Now the original itinerary for the weekend had included driving to Raleigh the next day to visit my sister, but I promised my girlfriend that I would have a mechanic look at the car first. I dropped the Cavalier off that morning and got a call a few hours later. The mechanic informed me that I had a cracked cylinder head, which had allowed antifreeze to enter the engine, creating the burning smell from the night before. The ETS, which was actually the Enhanced Tracking System, had turned off as a coincidence related to the other engine troubles. He then informed me that the cost of truly repairing this engine was not worth paying for a Cavalier with 163,000+ miles.
However, he did put a sealing product into the system that he said was far and away the best material he had seen in the market, the name escapes me now. He made it clear that this was only a stopgap that would buy me the time needed to buy a new car, which I have no intention to do as long as I’m living in DC. That being said, the gentleman also said that if I only used the car on a limited basis and kept it in the city, which is the general nature of its use at this time, anything is possible.

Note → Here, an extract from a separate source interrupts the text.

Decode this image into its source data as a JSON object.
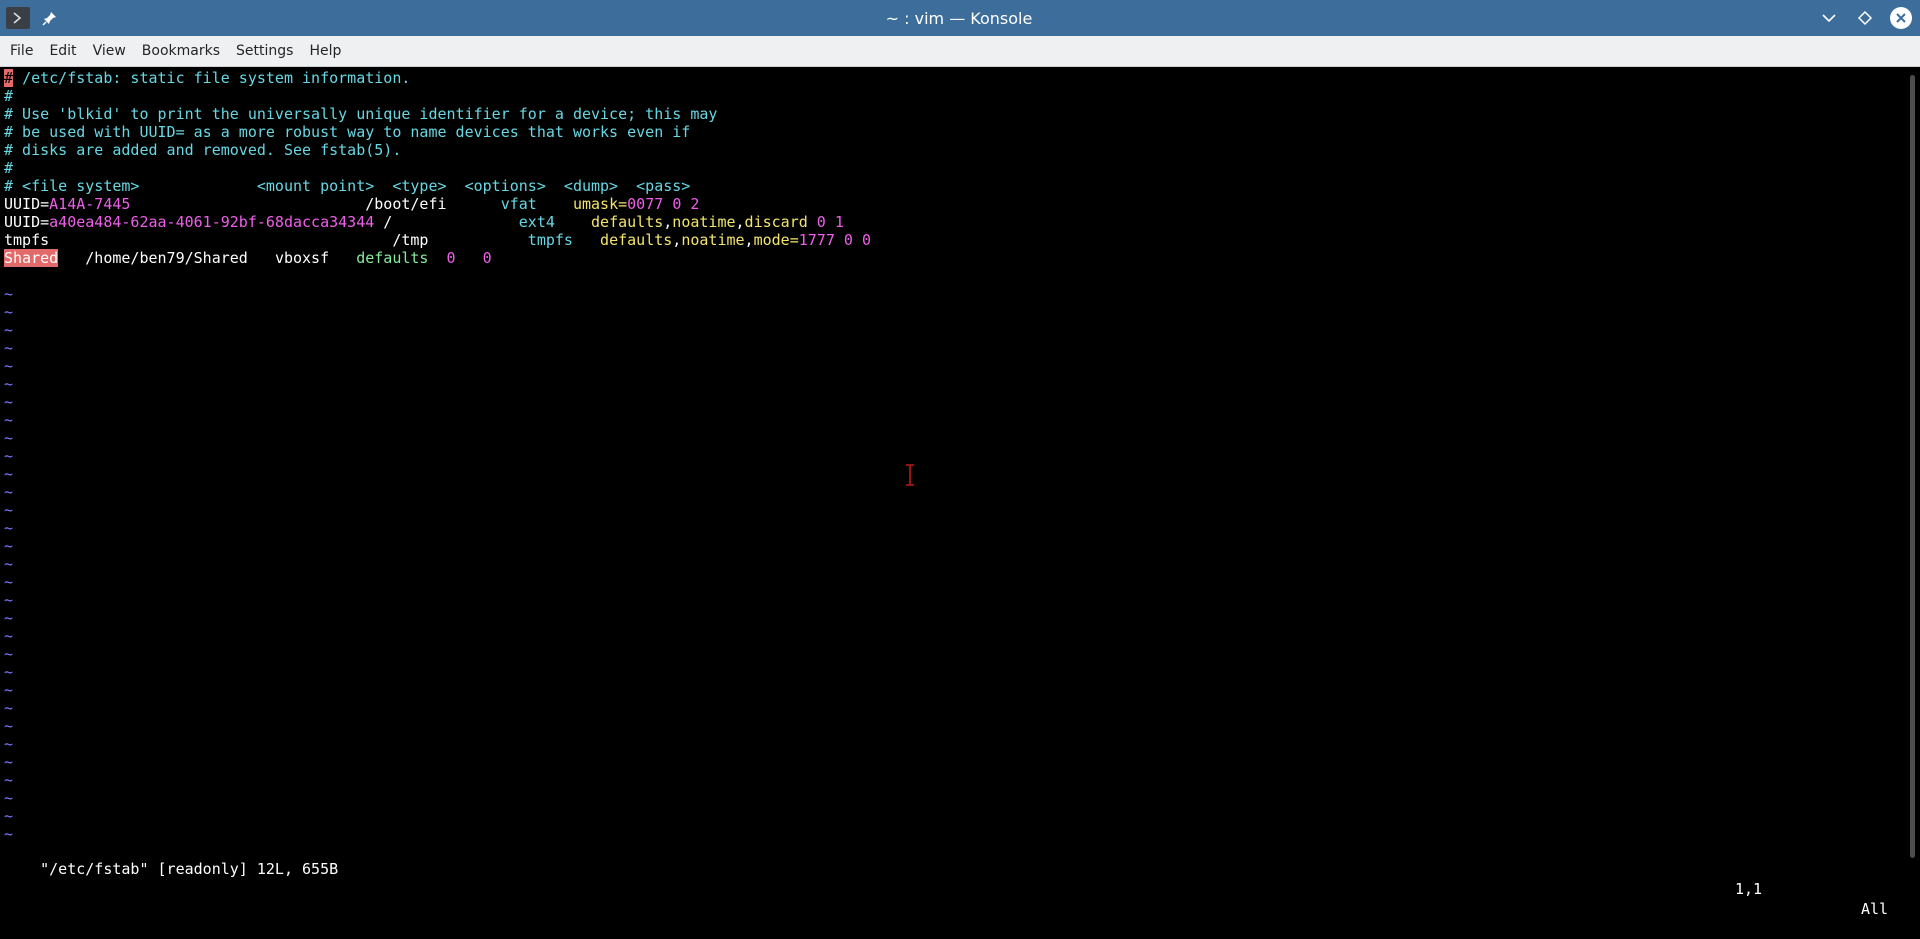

So my question is twofold. First, what’s the longest amount of time you think this car could last with the one-time application of the product (the mechanic assured me the procedure would never be worth doing again because the crack will just continue to grow). And second, is it disrespectful to the car to take wagers on which month it will become scrap metal once and for all? I love the character of this vehicle, but it’s been diagnosed with terminal illness and I am a starving grad student.
Thanks for reading, love the show!
-Chris, Washington DC
Dear Tom and Ray,
Tom and Ray don’t post here. You’ll have to settle for the peanut gallery
The sealing product could last 20 miles, or 2,000. It all depends on how good it is, how big the crack is, and how lucky you are. Were I you, I’d be shopping for another vehicle tomorrow morning. If you weren’t in a new place where you probably haven’t met the local Chevy club, I’d tell you to get a junkyard engine and buy them pizza and beer to put it in for you, but I doubt that will be an option for you.